Sandwich cores are widely used in composites as a structural element to enhance stiffness, strength, and lightweight properties. A sandwich structure consists of two outer face sheets, typically a composite made with resin and reinforcement fabrics like fiberglass or carbon fiber, and a core material in between. Here are some key aspects of sandwich core use in composites:

  1. Core Materials: Various materials can be used as sandwich cores, each offering different properties and advantages. Some common core materials include:
    1. Foam Cores: Foam materials are popular choices for sandwich cores. They provide lightweight, high strength-to-weight ratio, insulation properties, and good dimensional stability.
    2. Honeycomb Cores: Honeycomb cores are made of lightweight, hexagonal-shaped cells bonded together. Honeycomb cores offer excellent strength-to-weight ratio, stiffness, and impact resistance.
    3. Balsa Wood Cores: End-Grain Balsa wood is a natural material known for its lightweight and high strength properties. Balsa cores provide good mechanical properties, impact resistance, and can be easily shaped or machined.
    4. Coosa Board Core: Coosa board is made from high-density closed-cell foam reinforced with continuous strand fiberglass and woven roving. Coosa cores are quickly becoming an industry standard for lightweight building applications that previously called for the use of plywood.

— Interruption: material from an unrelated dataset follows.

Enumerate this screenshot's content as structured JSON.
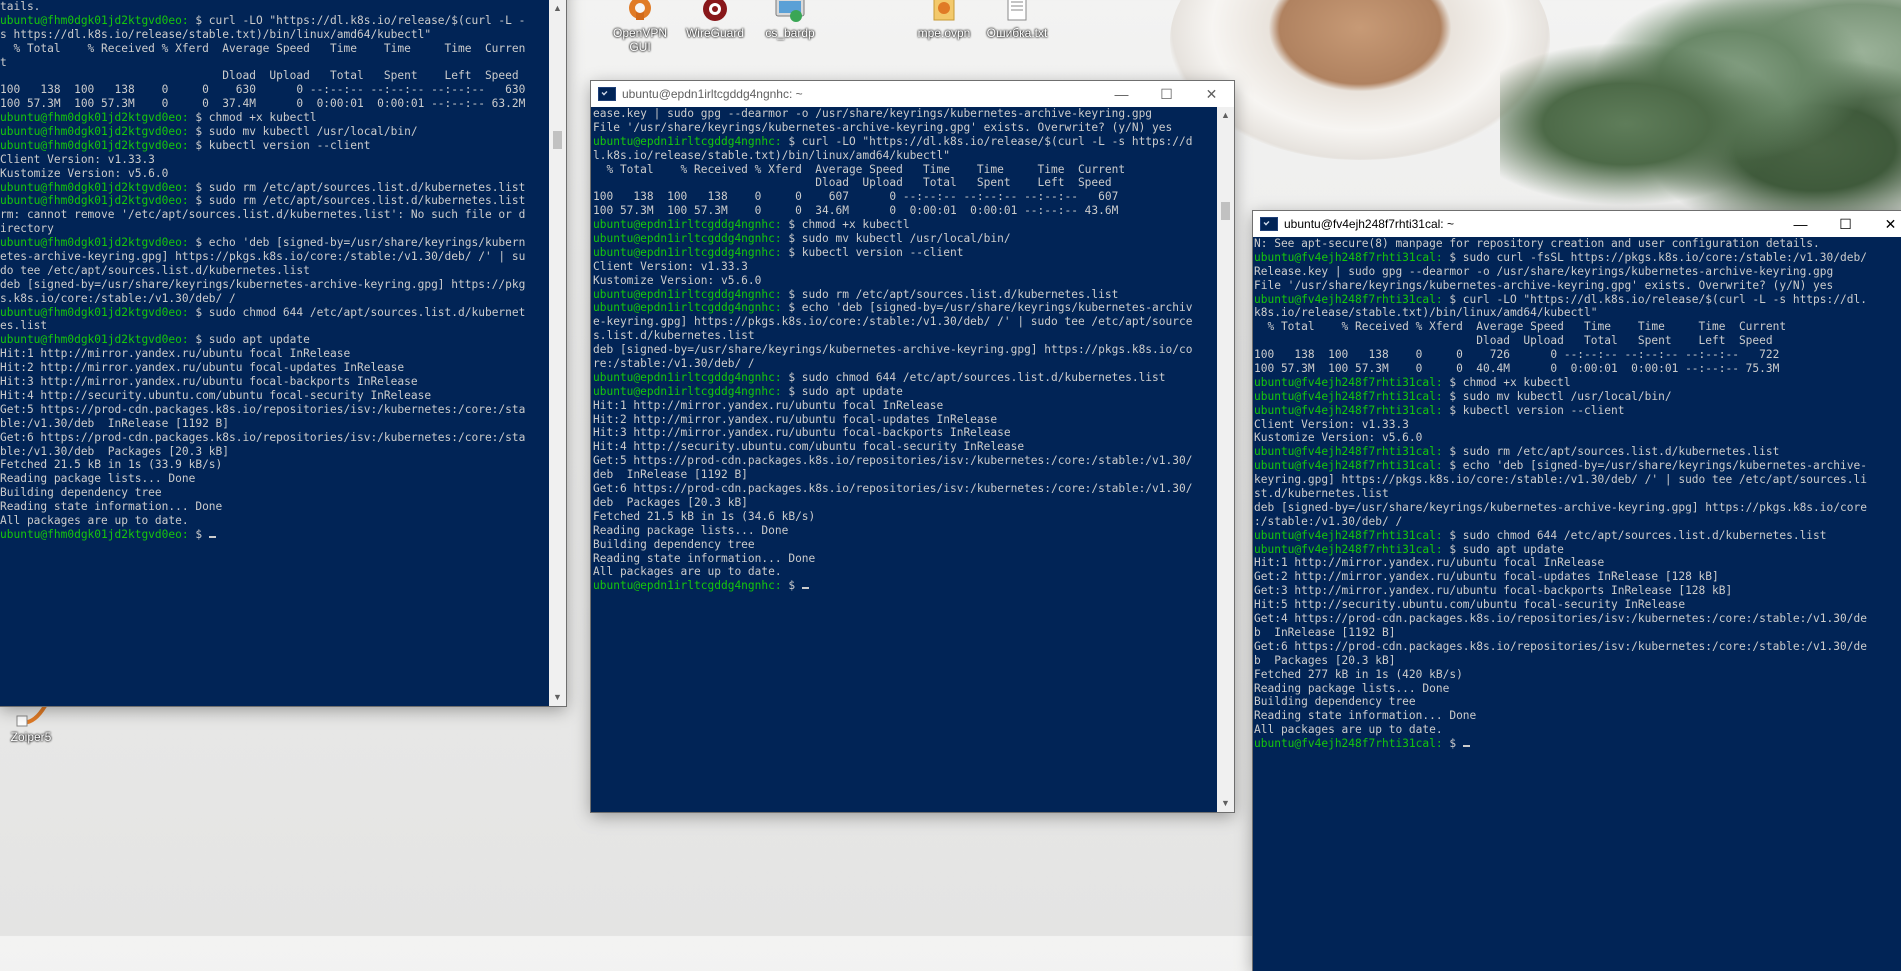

  2. Stiffness and Strength: The main purpose of using a sandwich core is to increase the structural stiffness and strength of the composite. The core material adds a significant amount of rigidity and distributes loads across the structure, reducing the likelihood of bending, buckling, or deformation.
  3. Weight Reduction: Sandwich structures are known for their lightweight nature, thanks to the use of low-density core materials. By minimizing the weight, sandwich cores offer improved fuel efficiency, increased payload capacity, and enhanced performance in applications like aerospace, marine, automotive, and wind energy.
  4. Energy Absorption: The core material in a sandwich structure can provide excellent energy absorption properties, making it suitable for impact and crash-resistant applications. The core helps absorb and dissipate energy during impact, protecting the structure and its occupants.
  5. Thermal and Acoustic Insulation: Certain core materials, particularly foam cores, offer thermal and acoustic insulation properties. These cores can help regulate temperature, reduce heat transfer, and minimize noise transmission, making them suitable for applications that require thermal or acoustic control.
  6. Design Flexibility: Sandwich structures offer design flexibility, as the choice of core material and thickness can be tailored to specific requirements. Different core materials can be selected based on the desired properties, such as stiffness, weight, insulation, or environmental considerations.
  7. Fabricating Processes: Sandwich structures can be made using various processes, including vacuum bagging, infusion, and hand layup techniques. The choice of process depends on the specific requirements, scale of production, and complexity of the design.

Sandwich cores play a vital role in composite materials, providing enhanced stiffness, strength, and lightweight properties. The selection of the core material depends on the specific application, performance requirements, budget, and fabricating capabilities. Proper consideration and design optimization are crucial to achieve the desired balance of structural integrity, weight reduction, and other performance characteristics in the final composite product.